Re: [RFC PATCH 00/28] Removing struct page from P2PDMA

From: Jason Gunthorpe
Date: Thu Jun 27 2019 - 12:35:09 EST


On Thu, Jun 27, 2019 at 10:09:41AM -0600, Logan Gunthorpe wrote:
>
>
> On 2019-06-27 12:32 a.m., Jason Gunthorpe wrote:
> > On Wed, Jun 26, 2019 at 03:18:07PM -0600, Logan Gunthorpe wrote:
> >>> I don't think we should make drives do that. What if it got CMB memory
> >>> on some other device?
> >>
> >> Huh? A driver submitting P2P requests finds appropriate memory to use
> >> based on the DMA device that will be doing the mapping. It *has* to. It
> >> doesn't necessarily have control over which P2P provider it might find
> >> (ie. it may get CMB memory from a random NVMe device), but it easily
> >> knows the NVMe device it got the CMB memory for.

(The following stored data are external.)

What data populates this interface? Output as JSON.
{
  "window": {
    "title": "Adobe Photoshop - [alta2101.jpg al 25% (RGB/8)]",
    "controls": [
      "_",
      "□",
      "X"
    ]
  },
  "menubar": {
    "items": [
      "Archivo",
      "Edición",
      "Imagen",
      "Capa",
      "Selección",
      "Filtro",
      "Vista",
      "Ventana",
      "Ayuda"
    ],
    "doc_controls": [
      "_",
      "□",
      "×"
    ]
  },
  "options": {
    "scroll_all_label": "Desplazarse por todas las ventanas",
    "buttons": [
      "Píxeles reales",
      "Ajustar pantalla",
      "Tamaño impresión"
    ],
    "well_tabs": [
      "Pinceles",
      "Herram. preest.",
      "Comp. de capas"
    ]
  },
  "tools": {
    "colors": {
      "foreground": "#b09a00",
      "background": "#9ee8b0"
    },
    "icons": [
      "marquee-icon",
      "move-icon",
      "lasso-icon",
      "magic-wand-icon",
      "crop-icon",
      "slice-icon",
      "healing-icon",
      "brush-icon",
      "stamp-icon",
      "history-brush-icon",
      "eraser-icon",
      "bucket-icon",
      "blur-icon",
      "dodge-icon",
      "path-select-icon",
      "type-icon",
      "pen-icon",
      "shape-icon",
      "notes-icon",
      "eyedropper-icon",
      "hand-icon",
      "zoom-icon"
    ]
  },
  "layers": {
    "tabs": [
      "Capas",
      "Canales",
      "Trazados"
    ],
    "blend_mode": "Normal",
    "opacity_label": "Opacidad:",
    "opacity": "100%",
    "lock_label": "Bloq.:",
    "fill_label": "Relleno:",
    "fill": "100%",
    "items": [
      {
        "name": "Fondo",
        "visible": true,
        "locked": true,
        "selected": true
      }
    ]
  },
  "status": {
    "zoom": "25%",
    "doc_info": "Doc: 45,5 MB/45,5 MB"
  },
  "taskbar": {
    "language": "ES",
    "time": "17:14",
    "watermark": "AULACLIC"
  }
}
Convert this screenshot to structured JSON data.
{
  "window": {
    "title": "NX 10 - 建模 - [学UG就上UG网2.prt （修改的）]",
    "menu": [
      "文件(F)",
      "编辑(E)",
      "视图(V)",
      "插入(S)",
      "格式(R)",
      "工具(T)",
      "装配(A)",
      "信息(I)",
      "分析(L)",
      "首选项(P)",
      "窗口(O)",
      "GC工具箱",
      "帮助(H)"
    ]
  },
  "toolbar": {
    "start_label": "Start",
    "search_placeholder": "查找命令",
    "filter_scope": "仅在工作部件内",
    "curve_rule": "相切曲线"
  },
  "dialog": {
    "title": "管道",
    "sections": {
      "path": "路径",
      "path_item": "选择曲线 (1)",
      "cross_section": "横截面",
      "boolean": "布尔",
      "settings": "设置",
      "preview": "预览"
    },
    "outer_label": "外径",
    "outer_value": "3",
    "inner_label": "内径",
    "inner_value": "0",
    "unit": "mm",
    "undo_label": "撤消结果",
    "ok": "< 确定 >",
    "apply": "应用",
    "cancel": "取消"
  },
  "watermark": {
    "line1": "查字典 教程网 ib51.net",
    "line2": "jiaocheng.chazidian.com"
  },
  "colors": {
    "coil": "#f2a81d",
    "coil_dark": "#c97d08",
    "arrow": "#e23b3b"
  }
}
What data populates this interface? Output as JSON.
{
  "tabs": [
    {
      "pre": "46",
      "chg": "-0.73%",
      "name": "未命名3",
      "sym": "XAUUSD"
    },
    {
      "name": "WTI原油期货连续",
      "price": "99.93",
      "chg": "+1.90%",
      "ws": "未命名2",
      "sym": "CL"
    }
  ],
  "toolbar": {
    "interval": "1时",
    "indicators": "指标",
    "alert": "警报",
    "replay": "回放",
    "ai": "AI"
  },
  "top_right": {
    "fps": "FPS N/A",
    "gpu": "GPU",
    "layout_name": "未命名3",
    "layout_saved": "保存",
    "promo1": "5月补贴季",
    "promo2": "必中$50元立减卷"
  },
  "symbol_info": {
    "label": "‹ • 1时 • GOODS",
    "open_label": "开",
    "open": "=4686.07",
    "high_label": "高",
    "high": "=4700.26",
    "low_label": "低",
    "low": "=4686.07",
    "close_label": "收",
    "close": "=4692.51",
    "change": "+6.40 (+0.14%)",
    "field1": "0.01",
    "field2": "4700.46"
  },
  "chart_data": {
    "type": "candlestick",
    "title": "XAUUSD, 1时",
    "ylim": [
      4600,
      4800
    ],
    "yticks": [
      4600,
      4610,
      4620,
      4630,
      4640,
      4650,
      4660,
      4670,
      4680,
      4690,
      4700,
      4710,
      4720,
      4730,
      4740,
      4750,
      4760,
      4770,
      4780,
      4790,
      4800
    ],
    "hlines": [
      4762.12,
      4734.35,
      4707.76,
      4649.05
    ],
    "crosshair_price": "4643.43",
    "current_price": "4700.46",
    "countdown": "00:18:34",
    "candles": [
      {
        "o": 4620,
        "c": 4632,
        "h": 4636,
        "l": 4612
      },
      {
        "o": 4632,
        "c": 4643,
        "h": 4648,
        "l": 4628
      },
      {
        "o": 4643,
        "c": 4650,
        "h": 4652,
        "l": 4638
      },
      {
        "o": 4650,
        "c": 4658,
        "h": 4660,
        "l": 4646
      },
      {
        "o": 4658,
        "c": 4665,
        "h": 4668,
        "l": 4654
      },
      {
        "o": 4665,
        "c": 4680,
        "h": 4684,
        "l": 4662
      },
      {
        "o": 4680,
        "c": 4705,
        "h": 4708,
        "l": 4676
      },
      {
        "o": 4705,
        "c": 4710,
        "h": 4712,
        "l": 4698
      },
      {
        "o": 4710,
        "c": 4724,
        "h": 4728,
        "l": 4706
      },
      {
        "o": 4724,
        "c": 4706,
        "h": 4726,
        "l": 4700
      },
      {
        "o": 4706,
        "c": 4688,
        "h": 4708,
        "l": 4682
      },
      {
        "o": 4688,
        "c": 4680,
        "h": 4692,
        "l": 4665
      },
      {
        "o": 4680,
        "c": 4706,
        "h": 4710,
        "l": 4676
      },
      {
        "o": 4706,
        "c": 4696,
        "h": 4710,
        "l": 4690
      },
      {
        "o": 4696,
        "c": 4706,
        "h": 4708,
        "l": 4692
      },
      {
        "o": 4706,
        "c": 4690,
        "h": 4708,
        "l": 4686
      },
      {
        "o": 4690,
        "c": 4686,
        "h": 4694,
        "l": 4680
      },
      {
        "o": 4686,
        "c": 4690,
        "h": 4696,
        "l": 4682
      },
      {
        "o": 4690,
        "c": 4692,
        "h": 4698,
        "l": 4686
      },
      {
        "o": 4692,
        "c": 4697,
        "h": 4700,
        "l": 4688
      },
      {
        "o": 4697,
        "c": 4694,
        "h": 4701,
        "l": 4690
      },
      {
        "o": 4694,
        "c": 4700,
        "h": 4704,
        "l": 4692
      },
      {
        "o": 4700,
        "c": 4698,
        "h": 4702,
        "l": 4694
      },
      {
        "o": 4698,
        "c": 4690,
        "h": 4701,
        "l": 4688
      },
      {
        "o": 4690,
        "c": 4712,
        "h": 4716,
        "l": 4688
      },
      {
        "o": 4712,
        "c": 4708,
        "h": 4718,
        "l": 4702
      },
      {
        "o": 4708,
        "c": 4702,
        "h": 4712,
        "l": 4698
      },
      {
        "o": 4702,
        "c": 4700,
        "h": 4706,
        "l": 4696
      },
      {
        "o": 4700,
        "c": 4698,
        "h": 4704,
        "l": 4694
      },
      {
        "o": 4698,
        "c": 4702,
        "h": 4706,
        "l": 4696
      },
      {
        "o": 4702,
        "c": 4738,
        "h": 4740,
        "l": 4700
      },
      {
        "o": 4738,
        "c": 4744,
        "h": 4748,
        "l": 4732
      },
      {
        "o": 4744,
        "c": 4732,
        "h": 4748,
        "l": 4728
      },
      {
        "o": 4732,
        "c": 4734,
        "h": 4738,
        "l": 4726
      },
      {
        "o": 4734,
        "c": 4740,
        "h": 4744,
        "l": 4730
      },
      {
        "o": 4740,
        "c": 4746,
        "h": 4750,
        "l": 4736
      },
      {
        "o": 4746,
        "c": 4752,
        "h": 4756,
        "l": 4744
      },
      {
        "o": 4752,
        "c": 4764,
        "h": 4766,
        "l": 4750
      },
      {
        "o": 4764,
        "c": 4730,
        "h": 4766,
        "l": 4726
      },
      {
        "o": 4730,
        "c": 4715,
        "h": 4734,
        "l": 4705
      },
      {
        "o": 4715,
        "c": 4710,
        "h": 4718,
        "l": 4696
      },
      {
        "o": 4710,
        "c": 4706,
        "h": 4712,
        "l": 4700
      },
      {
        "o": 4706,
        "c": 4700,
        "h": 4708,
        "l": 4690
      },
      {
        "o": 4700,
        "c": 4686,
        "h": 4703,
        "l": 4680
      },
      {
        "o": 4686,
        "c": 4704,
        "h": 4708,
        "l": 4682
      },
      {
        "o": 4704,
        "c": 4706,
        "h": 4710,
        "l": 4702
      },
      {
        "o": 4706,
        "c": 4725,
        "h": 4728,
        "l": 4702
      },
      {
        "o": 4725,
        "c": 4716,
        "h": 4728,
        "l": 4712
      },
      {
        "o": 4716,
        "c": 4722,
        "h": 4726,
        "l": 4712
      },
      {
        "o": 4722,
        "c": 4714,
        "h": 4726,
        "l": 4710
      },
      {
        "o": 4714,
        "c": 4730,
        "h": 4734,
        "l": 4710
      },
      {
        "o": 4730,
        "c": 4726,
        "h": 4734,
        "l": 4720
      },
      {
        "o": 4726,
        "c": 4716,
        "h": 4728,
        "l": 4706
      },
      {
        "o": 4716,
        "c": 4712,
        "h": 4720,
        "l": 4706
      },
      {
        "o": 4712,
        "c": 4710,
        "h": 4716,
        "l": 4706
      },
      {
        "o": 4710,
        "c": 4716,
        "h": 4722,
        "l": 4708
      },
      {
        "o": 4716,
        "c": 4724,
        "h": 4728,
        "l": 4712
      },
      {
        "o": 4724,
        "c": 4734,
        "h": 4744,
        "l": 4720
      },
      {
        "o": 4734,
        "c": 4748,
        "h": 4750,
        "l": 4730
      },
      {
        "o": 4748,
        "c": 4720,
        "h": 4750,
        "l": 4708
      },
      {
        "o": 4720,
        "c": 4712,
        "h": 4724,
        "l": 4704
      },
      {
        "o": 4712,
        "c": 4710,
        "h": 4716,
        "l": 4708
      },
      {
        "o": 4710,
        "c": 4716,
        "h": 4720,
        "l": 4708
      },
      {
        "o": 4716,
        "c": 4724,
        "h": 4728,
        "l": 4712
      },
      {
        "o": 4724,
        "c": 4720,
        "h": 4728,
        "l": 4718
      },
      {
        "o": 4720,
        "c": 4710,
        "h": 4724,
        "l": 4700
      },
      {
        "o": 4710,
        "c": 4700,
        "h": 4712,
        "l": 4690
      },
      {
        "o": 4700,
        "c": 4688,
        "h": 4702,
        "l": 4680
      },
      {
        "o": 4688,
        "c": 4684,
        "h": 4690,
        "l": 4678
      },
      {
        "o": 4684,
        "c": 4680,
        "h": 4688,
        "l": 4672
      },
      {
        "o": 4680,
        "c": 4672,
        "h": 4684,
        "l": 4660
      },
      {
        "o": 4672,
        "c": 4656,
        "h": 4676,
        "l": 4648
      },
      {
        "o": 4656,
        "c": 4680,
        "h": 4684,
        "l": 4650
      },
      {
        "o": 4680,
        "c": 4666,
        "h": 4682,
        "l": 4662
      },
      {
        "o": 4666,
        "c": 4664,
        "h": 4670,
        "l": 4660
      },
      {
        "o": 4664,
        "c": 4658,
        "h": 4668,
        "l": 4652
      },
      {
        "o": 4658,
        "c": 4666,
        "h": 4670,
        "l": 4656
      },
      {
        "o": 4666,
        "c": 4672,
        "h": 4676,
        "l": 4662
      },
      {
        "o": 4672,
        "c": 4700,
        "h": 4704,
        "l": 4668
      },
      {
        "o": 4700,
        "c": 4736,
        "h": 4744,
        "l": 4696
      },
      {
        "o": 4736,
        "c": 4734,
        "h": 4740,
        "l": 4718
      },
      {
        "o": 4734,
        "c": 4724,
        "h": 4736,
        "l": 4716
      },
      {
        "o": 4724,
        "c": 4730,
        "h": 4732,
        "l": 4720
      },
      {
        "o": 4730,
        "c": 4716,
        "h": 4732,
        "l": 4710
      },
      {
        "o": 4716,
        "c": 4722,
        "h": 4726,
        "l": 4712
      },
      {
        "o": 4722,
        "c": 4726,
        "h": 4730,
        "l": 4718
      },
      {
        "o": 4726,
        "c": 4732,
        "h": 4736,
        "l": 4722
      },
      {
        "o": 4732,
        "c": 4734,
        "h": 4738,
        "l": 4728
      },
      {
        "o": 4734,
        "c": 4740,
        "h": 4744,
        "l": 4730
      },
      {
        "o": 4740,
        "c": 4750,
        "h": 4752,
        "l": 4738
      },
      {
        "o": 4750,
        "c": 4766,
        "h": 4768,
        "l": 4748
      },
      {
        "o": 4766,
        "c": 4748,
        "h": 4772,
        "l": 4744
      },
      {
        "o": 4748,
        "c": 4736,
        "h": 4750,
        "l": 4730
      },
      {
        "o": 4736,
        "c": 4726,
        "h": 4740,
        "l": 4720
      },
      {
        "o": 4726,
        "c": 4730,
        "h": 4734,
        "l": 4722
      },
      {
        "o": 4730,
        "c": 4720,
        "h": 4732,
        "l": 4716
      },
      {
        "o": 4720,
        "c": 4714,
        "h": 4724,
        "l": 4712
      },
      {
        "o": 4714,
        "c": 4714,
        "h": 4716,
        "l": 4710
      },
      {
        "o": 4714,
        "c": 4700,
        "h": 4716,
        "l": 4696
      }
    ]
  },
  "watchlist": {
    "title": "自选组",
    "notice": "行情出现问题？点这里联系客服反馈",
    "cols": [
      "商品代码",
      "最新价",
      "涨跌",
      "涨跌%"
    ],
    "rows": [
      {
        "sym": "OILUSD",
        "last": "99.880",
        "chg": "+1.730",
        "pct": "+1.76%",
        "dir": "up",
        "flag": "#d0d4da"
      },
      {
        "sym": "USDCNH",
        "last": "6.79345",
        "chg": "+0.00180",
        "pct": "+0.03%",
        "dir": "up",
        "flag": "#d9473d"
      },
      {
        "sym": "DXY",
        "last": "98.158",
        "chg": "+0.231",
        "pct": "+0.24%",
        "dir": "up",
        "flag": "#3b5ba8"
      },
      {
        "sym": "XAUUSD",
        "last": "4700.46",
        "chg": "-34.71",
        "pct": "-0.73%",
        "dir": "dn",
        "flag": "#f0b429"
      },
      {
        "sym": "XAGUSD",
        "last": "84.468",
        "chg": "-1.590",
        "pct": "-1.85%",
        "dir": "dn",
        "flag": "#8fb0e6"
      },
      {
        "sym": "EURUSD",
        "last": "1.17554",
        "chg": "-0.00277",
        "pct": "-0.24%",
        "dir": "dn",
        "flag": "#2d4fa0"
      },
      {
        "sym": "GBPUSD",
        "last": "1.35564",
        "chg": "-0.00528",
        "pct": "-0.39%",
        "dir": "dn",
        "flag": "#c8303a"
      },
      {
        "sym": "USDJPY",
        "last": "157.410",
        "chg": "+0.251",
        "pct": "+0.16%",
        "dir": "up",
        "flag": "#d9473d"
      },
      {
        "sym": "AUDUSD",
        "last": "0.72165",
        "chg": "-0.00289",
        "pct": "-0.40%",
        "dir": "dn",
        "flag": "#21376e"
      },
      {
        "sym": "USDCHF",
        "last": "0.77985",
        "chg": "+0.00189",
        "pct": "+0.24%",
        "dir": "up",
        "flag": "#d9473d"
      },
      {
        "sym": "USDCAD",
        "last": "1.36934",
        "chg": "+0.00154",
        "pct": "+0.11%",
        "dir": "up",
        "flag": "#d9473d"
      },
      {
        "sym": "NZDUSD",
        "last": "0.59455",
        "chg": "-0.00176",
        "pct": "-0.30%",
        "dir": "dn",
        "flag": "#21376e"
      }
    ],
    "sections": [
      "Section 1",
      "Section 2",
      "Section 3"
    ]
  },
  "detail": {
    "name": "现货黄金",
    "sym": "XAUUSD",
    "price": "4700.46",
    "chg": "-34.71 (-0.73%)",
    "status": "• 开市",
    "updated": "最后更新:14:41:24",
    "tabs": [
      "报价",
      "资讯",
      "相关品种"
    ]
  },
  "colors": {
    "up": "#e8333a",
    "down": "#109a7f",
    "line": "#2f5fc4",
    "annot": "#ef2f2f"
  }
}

Look at the existing
> >> code in the nvme target.
> >
> > No, this all thinking about things from the CMB perspective. With CMB
> > you don't care about the BAR location because it is just a temporary
> > buffer. That is a unique use model.
> >
> > Every other case has data residing in BAR memory that can really only
> > reside in that one place (ie on a GPU/FPGA DRAM or something). When an IO
> > against that is run it should succeed, even if that means bounce
> > buffering the IO - as the user has really asked for this transfer to
> > happen.
> >
> > We certainly don't get to generally pick where the data resides before
> > starting the IO, that luxury is only for CMB.
>
> I disagree. If we we're going to implement a "bounce" we'd probably want
> to do it in two DMA requests.

How do you mean?

> So the GPU/FPGA driver would first decide whether it can do it P2P
> directly and, if it can't, would want to submit a DMA request copy
> the data to host memory and then submit an IO normally to the data's
> final destination.

I don't think a GPU/FPGA driver will be involved, this would enter the
block layer through the O_DIRECT path or something generic.. This the
general flow I was suggesting to Dan earlier

> I think it would be a larger layering violation to have the NVMe driver
> (for example) memcpy data off a GPU's bar during a dma_map step to
> support this bouncing. And it's even crazier to expect a DMA transfer to
> be setup in the map step.

Why? Don't we already expect the DMA mapper to handle bouncing for
lots of cases, how is this case different? This is the best place to
place it to make it shared.

Jason